Czethros laughed and then made a taking sound. “You seem so desperate. Don’t worry, little velser. You can count on me.” From his pocket he withdrew a sealed black case and held it aloft, just far enough away that she would have to step forward and reach out to take it from him.

He tried to toy with her, pulling it back, but Anja moved too quickly.

Still in the aftereffects of her hypersensitivity, she snatched the case before he could play his little trick. Czethros covered his surprise at the speed of her reactions.

“There’s your supply of andris spice,” he said. “You’re taking too much of it, you know. I can’t keep up this rate of payment without further results.”

“You’ll get results,” Anja said, checking the contents of the tiny carbon-freeze box. Each of the small cylindrical containers inside was wrapped in an insulated covering. Exposing the andris fibers to deep cold intensified the effect of the spice. But she didn’t need another dose now—though she wanted one very, very badly. She would keep the samples, hoard them, take them only when she needed the spice.

When she needed it more than she did now.

Without a word of thanks or goodbye, Anja turned and slipped back out of Czethros’s hidden warehouse. She would keep a close watch on Han Solo, and insinuate herself into his journey to Anobis.
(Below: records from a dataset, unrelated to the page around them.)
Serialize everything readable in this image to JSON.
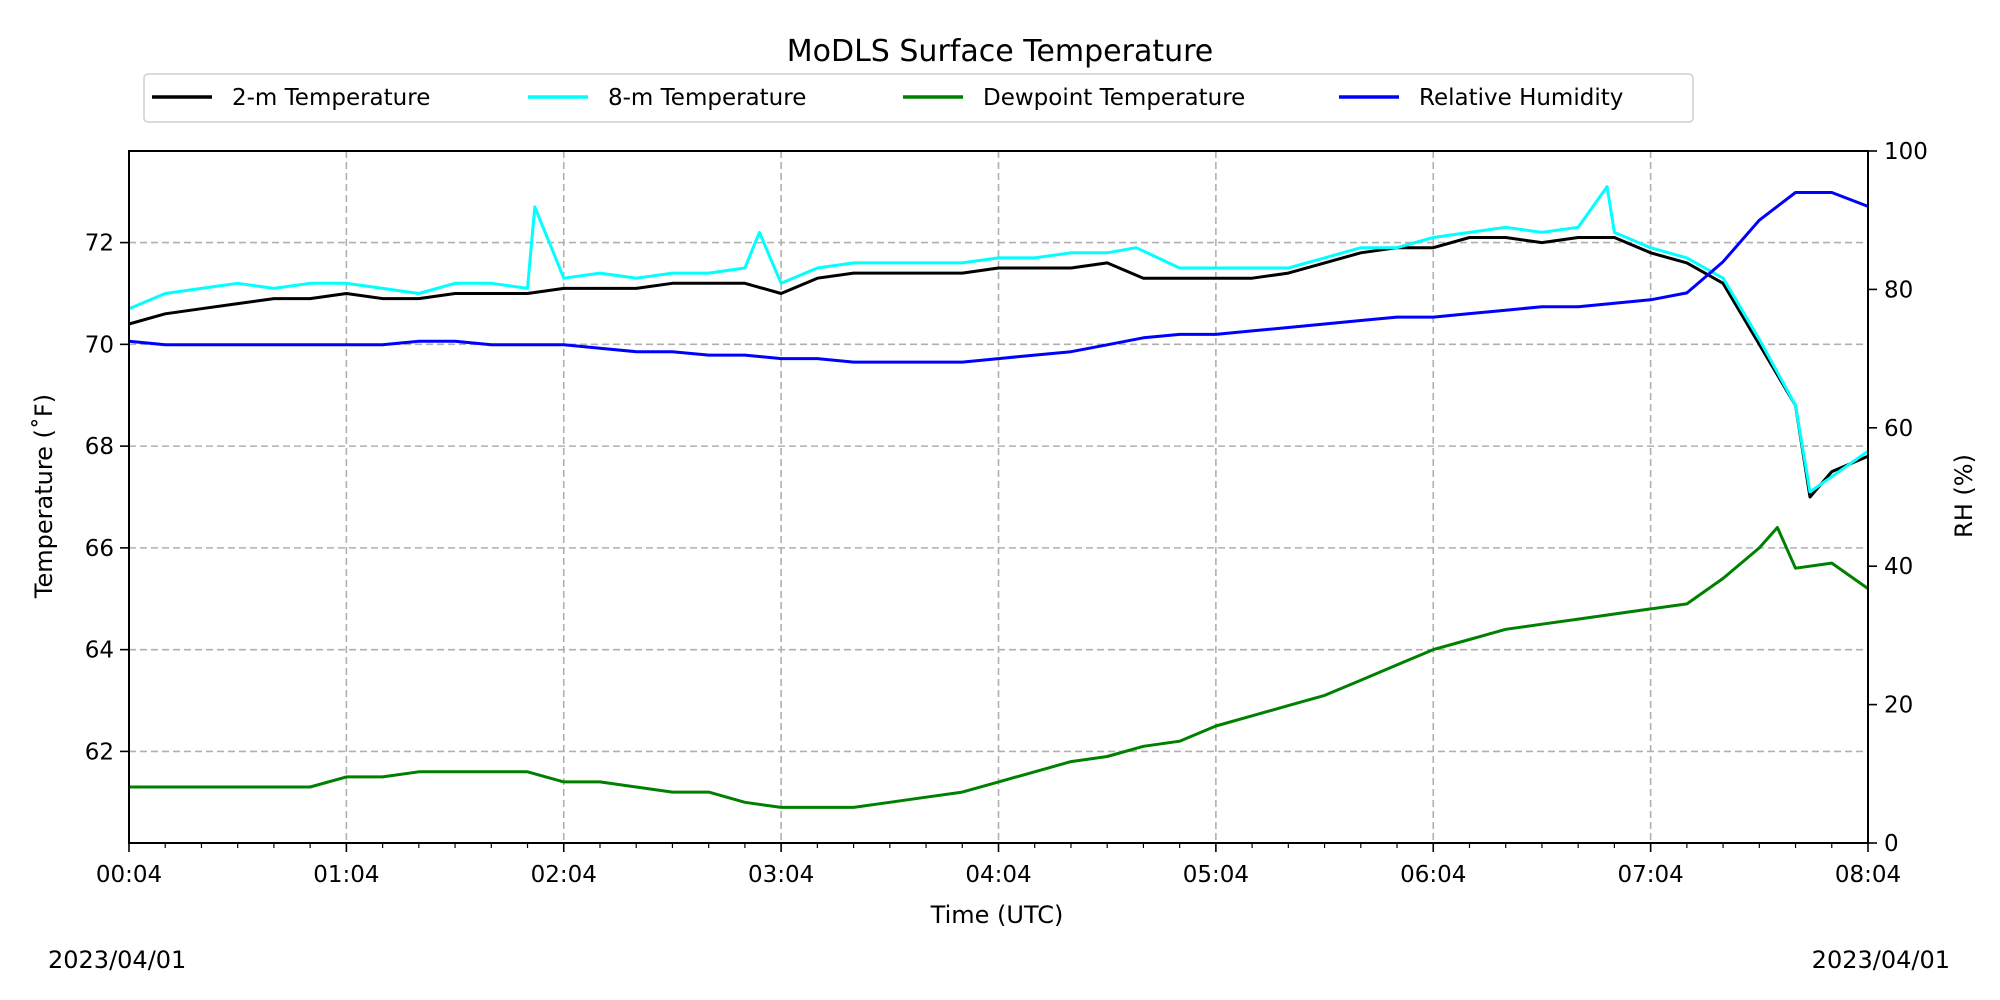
{
  "chart_data": {
    "type": "line",
    "title": "MoDLS Surface Temperature",
    "xlabel": "Time (UTC)",
    "ylabel": "Temperature ($^\\circ$F)",
    "ylabel_display": "Temperature (˚F)",
    "y2label": "RH (%)",
    "date_left": "2023/04/01",
    "date_right": "2023/04/01",
    "xlim": [
      "00:04",
      "08:04"
    ],
    "ylim": [
      60.2,
      73.8
    ],
    "y2lim": [
      0,
      100
    ],
    "x_ticks": [
      "00:04",
      "01:04",
      "02:04",
      "03:04",
      "04:04",
      "05:04",
      "06:04",
      "07:04",
      "08:04"
    ],
    "y_ticks": [
      62,
      64,
      66,
      68,
      70,
      72
    ],
    "y2_ticks": [
      0,
      20,
      40,
      60,
      80,
      100
    ],
    "grid": true,
    "legend_position": "top-center",
    "series": [
      {
        "name": "2-m Temperature",
        "color": "#000000",
        "axis": "left",
        "x": [
          "00:04",
          "00:14",
          "00:24",
          "00:34",
          "00:44",
          "00:54",
          "01:04",
          "01:14",
          "01:24",
          "01:34",
          "01:44",
          "01:54",
          "02:04",
          "02:14",
          "02:24",
          "02:34",
          "02:44",
          "02:54",
          "03:04",
          "03:14",
          "03:24",
          "03:34",
          "03:44",
          "03:54",
          "04:04",
          "04:14",
          "04:24",
          "04:34",
          "04:44",
          "04:54",
          "05:04",
          "05:14",
          "05:24",
          "05:34",
          "05:44",
          "05:54",
          "06:04",
          "06:14",
          "06:24",
          "06:34",
          "06:44",
          "06:54",
          "07:04",
          "07:14",
          "07:24",
          "07:34",
          "07:44",
          "07:48",
          "07:54",
          "08:04"
        ],
        "y": [
          70.4,
          70.6,
          70.7,
          70.8,
          70.9,
          70.9,
          71.0,
          70.9,
          70.9,
          71.0,
          71.0,
          71.0,
          71.1,
          71.1,
          71.1,
          71.2,
          71.2,
          71.2,
          71.0,
          71.3,
          71.4,
          71.4,
          71.4,
          71.4,
          71.5,
          71.5,
          71.5,
          71.6,
          71.3,
          71.3,
          71.3,
          71.3,
          71.4,
          71.6,
          71.8,
          71.9,
          71.9,
          72.1,
          72.1,
          72.0,
          72.1,
          72.1,
          71.8,
          71.6,
          71.2,
          70.0,
          68.8,
          67.0,
          67.5,
          67.8
        ]
      },
      {
        "name": "8-m Temperature",
        "color": "#00ffff",
        "axis": "left",
        "x": [
          "00:04",
          "00:14",
          "00:24",
          "00:34",
          "00:44",
          "00:54",
          "01:04",
          "01:14",
          "01:24",
          "01:34",
          "01:44",
          "01:54",
          "01:56",
          "02:04",
          "02:14",
          "02:24",
          "02:34",
          "02:44",
          "02:54",
          "02:58",
          "03:04",
          "03:14",
          "03:24",
          "03:34",
          "03:44",
          "03:54",
          "04:04",
          "04:14",
          "04:24",
          "04:34",
          "04:42",
          "04:54",
          "05:04",
          "05:14",
          "05:24",
          "05:34",
          "05:44",
          "05:54",
          "06:04",
          "06:14",
          "06:24",
          "06:34",
          "06:44",
          "06:52",
          "06:54",
          "07:04",
          "07:14",
          "07:24",
          "07:34",
          "07:44",
          "07:48",
          "07:54",
          "08:04"
        ],
        "y": [
          70.7,
          71.0,
          71.1,
          71.2,
          71.1,
          71.2,
          71.2,
          71.1,
          71.0,
          71.2,
          71.2,
          71.1,
          72.7,
          71.3,
          71.4,
          71.3,
          71.4,
          71.4,
          71.5,
          72.2,
          71.2,
          71.5,
          71.6,
          71.6,
          71.6,
          71.6,
          71.7,
          71.7,
          71.8,
          71.8,
          71.9,
          71.5,
          71.5,
          71.5,
          71.5,
          71.7,
          71.9,
          71.9,
          72.1,
          72.2,
          72.3,
          72.2,
          72.3,
          73.1,
          72.2,
          71.9,
          71.7,
          71.3,
          70.1,
          68.8,
          67.1,
          67.4,
          67.9
        ]
      },
      {
        "name": "Dewpoint Temperature",
        "color": "#008000",
        "axis": "left",
        "x": [
          "00:04",
          "00:14",
          "00:24",
          "00:34",
          "00:44",
          "00:54",
          "01:04",
          "01:14",
          "01:24",
          "01:34",
          "01:44",
          "01:54",
          "02:04",
          "02:14",
          "02:24",
          "02:34",
          "02:44",
          "02:54",
          "03:04",
          "03:14",
          "03:24",
          "03:34",
          "03:44",
          "03:54",
          "04:04",
          "04:14",
          "04:24",
          "04:34",
          "04:44",
          "04:54",
          "05:04",
          "05:14",
          "05:24",
          "05:34",
          "05:44",
          "05:54",
          "06:04",
          "06:14",
          "06:24",
          "06:34",
          "06:44",
          "06:54",
          "07:04",
          "07:14",
          "07:24",
          "07:34",
          "07:39",
          "07:44",
          "07:54",
          "08:04"
        ],
        "y": [
          61.3,
          61.3,
          61.3,
          61.3,
          61.3,
          61.3,
          61.5,
          61.5,
          61.6,
          61.6,
          61.6,
          61.6,
          61.4,
          61.4,
          61.3,
          61.2,
          61.2,
          61.0,
          60.9,
          60.9,
          60.9,
          61.0,
          61.1,
          61.2,
          61.4,
          61.6,
          61.8,
          61.9,
          62.1,
          62.2,
          62.5,
          62.7,
          62.9,
          63.1,
          63.4,
          63.7,
          64.0,
          64.2,
          64.4,
          64.5,
          64.6,
          64.7,
          64.8,
          64.9,
          65.4,
          66.0,
          66.4,
          65.6,
          65.7,
          65.2
        ]
      },
      {
        "name": "Relative Humidity",
        "color": "#0000ff",
        "axis": "right",
        "x": [
          "00:04",
          "00:14",
          "00:24",
          "00:34",
          "00:44",
          "00:54",
          "01:04",
          "01:14",
          "01:24",
          "01:34",
          "01:44",
          "01:54",
          "02:04",
          "02:14",
          "02:24",
          "02:34",
          "02:44",
          "02:54",
          "03:04",
          "03:14",
          "03:24",
          "03:34",
          "03:44",
          "03:54",
          "04:04",
          "04:14",
          "04:24",
          "04:34",
          "04:44",
          "04:54",
          "05:04",
          "05:14",
          "05:24",
          "05:34",
          "05:44",
          "05:54",
          "06:04",
          "06:14",
          "06:24",
          "06:34",
          "06:44",
          "06:54",
          "07:04",
          "07:14",
          "07:24",
          "07:34",
          "07:44",
          "07:54",
          "08:04"
        ],
        "y": [
          72.5,
          72.0,
          72.0,
          72.0,
          72.0,
          72.0,
          72.0,
          72.0,
          72.5,
          72.5,
          72.0,
          72.0,
          72.0,
          71.5,
          71.0,
          71.0,
          70.5,
          70.5,
          70.0,
          70.0,
          69.5,
          69.5,
          69.5,
          69.5,
          70.0,
          70.5,
          71.0,
          72.0,
          73.0,
          73.5,
          73.5,
          74.0,
          74.5,
          75.0,
          75.5,
          76.0,
          76.0,
          76.5,
          77.0,
          77.5,
          77.5,
          78.0,
          78.5,
          79.5,
          84.0,
          90.0,
          94.0,
          94.0,
          92.0
        ]
      }
    ]
  }
}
She was almost certain he wouldn’t be able to resist going there now that she had challenged him.

And once he got there, he would be very surprised indeed.

9

Back in the diplomatic suite of Ord Mantell’s most luxurious hotel, the Ord Ambassador, Jacen could not get his mind off the girl Anja.
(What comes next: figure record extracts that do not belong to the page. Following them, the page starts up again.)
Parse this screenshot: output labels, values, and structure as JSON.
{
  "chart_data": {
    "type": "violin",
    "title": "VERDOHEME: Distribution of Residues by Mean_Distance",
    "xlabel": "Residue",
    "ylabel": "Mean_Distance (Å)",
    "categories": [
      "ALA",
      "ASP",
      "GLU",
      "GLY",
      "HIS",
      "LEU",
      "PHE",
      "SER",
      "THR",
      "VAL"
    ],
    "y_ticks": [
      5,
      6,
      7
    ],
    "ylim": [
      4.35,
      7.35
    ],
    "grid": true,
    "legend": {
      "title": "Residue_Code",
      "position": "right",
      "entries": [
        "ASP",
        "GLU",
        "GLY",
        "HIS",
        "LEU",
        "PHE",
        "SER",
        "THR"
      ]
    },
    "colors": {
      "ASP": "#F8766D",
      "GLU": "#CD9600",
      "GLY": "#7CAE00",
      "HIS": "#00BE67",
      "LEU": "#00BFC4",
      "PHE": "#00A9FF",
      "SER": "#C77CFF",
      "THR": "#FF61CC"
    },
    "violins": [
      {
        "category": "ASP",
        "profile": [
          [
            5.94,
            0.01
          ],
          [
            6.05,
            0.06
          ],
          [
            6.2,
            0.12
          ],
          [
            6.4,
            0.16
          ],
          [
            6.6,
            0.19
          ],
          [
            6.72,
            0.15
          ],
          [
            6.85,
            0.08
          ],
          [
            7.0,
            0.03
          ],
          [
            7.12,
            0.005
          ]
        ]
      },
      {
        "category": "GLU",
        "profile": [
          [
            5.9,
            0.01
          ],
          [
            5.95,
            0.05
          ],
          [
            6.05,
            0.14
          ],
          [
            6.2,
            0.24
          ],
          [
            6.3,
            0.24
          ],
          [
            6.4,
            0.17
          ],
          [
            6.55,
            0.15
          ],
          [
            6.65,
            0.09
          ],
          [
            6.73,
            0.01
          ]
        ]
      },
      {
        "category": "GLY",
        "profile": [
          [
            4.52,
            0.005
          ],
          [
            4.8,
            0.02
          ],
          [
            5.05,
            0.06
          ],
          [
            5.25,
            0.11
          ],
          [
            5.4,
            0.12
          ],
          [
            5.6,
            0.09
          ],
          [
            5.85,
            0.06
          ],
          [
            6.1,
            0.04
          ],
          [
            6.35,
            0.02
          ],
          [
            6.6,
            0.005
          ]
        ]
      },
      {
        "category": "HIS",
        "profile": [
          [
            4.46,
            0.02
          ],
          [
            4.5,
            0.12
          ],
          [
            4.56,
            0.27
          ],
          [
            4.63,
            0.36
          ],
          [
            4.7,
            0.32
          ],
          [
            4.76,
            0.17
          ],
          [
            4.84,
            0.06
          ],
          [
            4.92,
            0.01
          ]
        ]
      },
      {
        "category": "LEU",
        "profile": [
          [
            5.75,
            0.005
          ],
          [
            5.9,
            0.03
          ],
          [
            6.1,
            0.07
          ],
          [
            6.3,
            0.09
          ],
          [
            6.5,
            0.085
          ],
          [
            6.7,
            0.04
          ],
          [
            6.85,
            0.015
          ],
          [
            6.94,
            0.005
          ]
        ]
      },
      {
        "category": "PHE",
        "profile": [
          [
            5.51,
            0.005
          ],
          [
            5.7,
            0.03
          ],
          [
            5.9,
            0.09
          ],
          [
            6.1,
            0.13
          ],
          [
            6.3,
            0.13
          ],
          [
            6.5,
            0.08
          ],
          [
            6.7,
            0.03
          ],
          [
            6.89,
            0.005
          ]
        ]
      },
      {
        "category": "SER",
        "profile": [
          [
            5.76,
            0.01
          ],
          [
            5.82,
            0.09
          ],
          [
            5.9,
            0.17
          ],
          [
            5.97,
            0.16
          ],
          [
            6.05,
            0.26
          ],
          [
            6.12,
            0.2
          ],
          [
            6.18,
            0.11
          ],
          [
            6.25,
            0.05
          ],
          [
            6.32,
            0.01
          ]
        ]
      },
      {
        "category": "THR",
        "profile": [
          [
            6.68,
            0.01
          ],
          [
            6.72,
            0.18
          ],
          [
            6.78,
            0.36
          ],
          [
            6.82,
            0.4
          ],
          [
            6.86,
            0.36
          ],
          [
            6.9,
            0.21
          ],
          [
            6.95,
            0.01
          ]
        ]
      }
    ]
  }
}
Her sad, pain-filled eyes had seemed so out of place. Her features were delicate and beautiful… and there had been such a strength in her whip-thin body that Jacen had expected her gaze to be as steady and cool as Tenel Ka’s. But her personal pain—perhaps even a slight madness—had been all too apparent in the looks she had given Jacen and his friends.

Zekk had felt it too, because Jacen had seen the older boy’s sympathetic nod when Anja spoke of her father’s death, and about having been raised as an orphan. Who would understand better than Zekk how such events could change a life?

But Jacen didn’t have Zekk to talk to right now. The former Dark Jedi had returned with Tenel Ka and Lowie to the Rock Dragon for the night.

Jacen sighed and ran his hands through his tousled curls. Why couldn’t he stop thinking about Anja? He paced restlessly about the central chamber of the suite. After the long day today, Jacen had taken a hot sonic shower, but his mind did not feel refreshed. Something was bothering him, and he couldn’t quite, put his finger on it. When his brother Anakin entered the room, hair still damp from his own shower, the younger boy’s ice-blue gaze stopped Jacen in his tracks.

“Something’s wrong,” Anakin said. A statement, not a question.

Startled, as always, that his younger brother could sense things so quickly, Jacen hunched his shoulders and plopped himself down on a stone repulsor bench beside the ornamental firepit in the center of the room.